Instead of making decisions on sound logic, most of the decisions which we take in everyday life are based on a few mental traps we lead ourselves into believing.
All of us think of ourselves as rational individuals. We like to believe that we make decisions on sound logic, i.e. by properly weighing their pros and cons. However, the truth is far from it. Most of the decisions which we take in everyday life are based on a few mental traps we lead ourselves into believing.
Fortunately, if you understand how these biases work, then you can train your brain to guard against them. Here’s a look at some of the common biases that affect your money life.
1. Outcome Bias
This bias generally occurs where people tend to evaluate decisions based on the result, rather than on the decision process. I see it occur almost every day in the stock market; where while picking a stock, people are so fixated over the returns, that they skip through their basic investing checklist. They fail to look at the company’s financial statements, the industry, the management track-record and, most importantly, the prospects of growth.
How to overcome it: Always remember that you don’t need large wealth to create wealth. You simply need focus and discipline with the money you earn and manage. If you manage to control these two aspects, then you need not control the outcome; even investing Rs 500 every month will help you generate a steady corpus over time.
2. Confirmation Bias
It quite so often happens that when people are going to approach something new – they tend to look at facts which support their views. This is also known as fishing for viewpoints. When we believe that we have made the right choice then, we tend to look and seek information that backs it up.
Confirmation bias often hacks our ability towards proper decision making because we are unable to explore the subject from every angle and choose wisely.
How to overcome it: The best cure for confirmation bias is to be open to the information that you avail.
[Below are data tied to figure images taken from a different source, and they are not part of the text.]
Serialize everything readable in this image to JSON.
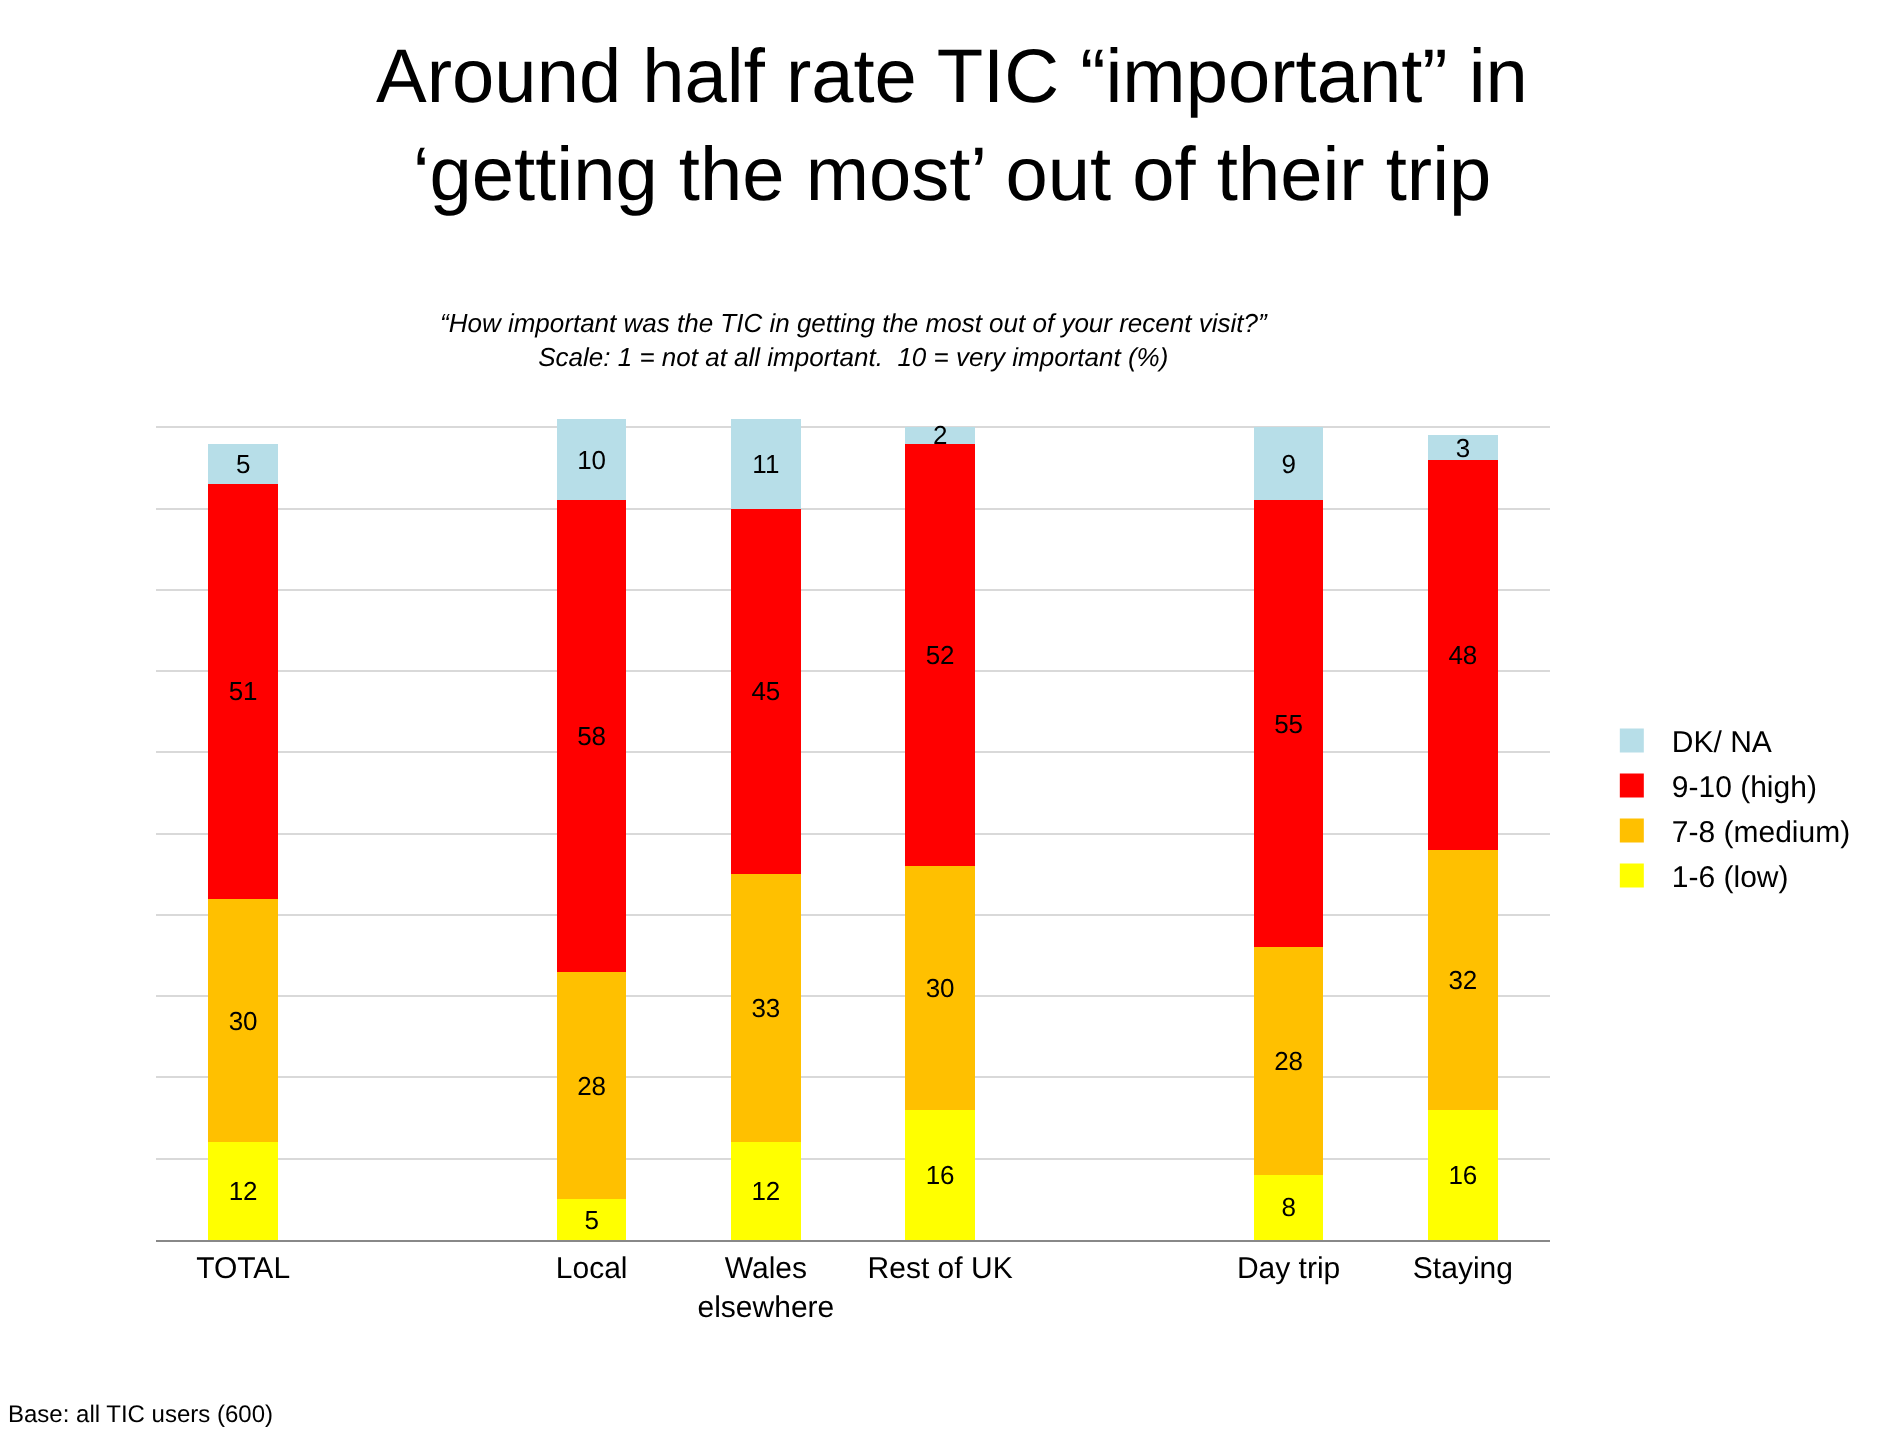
{
  "chart_data": {
    "type": "bar",
    "stacked": true,
    "title": "Around half rate TIC “important” in\n‘getting the most’ out of their trip",
    "subtitle": "“How important was the TIC in getting the most out of your recent visit?”\nScale: 1 = not at all important.  10 = very important (%)",
    "categories": [
      "TOTAL",
      null,
      "Local",
      "Wales elsewhere",
      "Rest of UK",
      null,
      "Day trip",
      "Staying"
    ],
    "series": [
      {
        "name": "1-6 (low)",
        "color": "#ffff00",
        "values": [
          12,
          null,
          5,
          12,
          16,
          null,
          8,
          16
        ]
      },
      {
        "name": "7-8 (medium)",
        "color": "#ffc000",
        "values": [
          30,
          null,
          28,
          33,
          30,
          null,
          28,
          32
        ]
      },
      {
        "name": "9-10 (high)",
        "color": "#ff0000",
        "values": [
          51,
          null,
          58,
          45,
          52,
          null,
          55,
          48
        ]
      },
      {
        "name": "DK/ NA",
        "color": "#b7dee8",
        "values": [
          5,
          null,
          10,
          11,
          2,
          null,
          9,
          3
        ]
      }
    ],
    "yticks": [
      {
        "value": 0,
        "label": null
      },
      {
        "value": 10,
        "label": null
      },
      {
        "value": 20,
        "label": null
      },
      {
        "value": 30,
        "label": null
      },
      {
        "value": 40,
        "label": null
      },
      {
        "value": 50,
        "label": null
      },
      {
        "value": 60,
        "label": null
      },
      {
        "value": 70,
        "label": null
      },
      {
        "value": 80,
        "label": null
      },
      {
        "value": 90,
        "label": null
      },
      {
        "value": 100,
        "label": null
      }
    ],
    "tick_labels": "x",
    "grid": "y",
    "legend": "right",
    "data_labels": true,
    "annotations": [
      "Base: all TIC users (600)"
    ]
  }
}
Always be on the look-out for the strongest arguments you can find against your viewpoints and balance them against what you know – if they don’t hold it through, it means you need to let go off the information.
3. The Herd Mentality
This bias is particularly inherent when it comes to making investments. People are often privy to what others are buying and selling – rather than making informed choices on their own. More often than not, purchasing a stock because it worked well for somebody does not necessarily mean it will work for you.
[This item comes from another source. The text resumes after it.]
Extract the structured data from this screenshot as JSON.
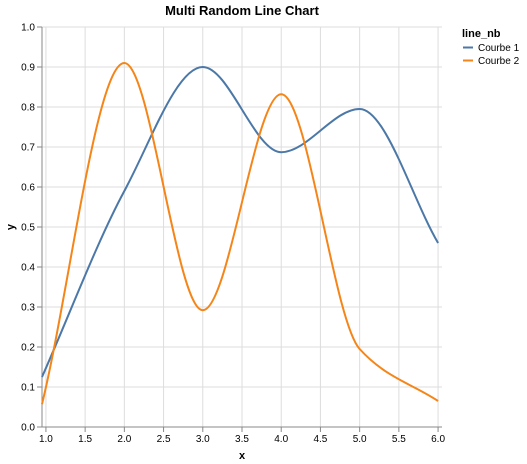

How to overcome it: Going along with the crowd isn’t always the most wrong thing to do. The real mistake is doing without thinking. Before you choose to invest in a stock, do your own research.
4. Sunk-Cost Fallacy
This bias is classic. I have come across several clients who often spend months researching and analyzing a particular sector. But even after they come to a conclusion that this sector is not worthwhile for investing, they are unable to let-go and keep looking investment opportunities. This in their mind, to simply compensate for the effort they have put in.
How to overcome it: The key to beating sunk-cost fallacy is to recognize that what’s gone – is gone! The only question that remains to be answered is whether the decision will cost you more going forward.
In most cases, the key to overcoming a bias is to acknowledge that it exists. The more you are aware of the tricks, your brain can play on you, the better you can be on your guard against them. Awareness is the best way to save money on a tight budget.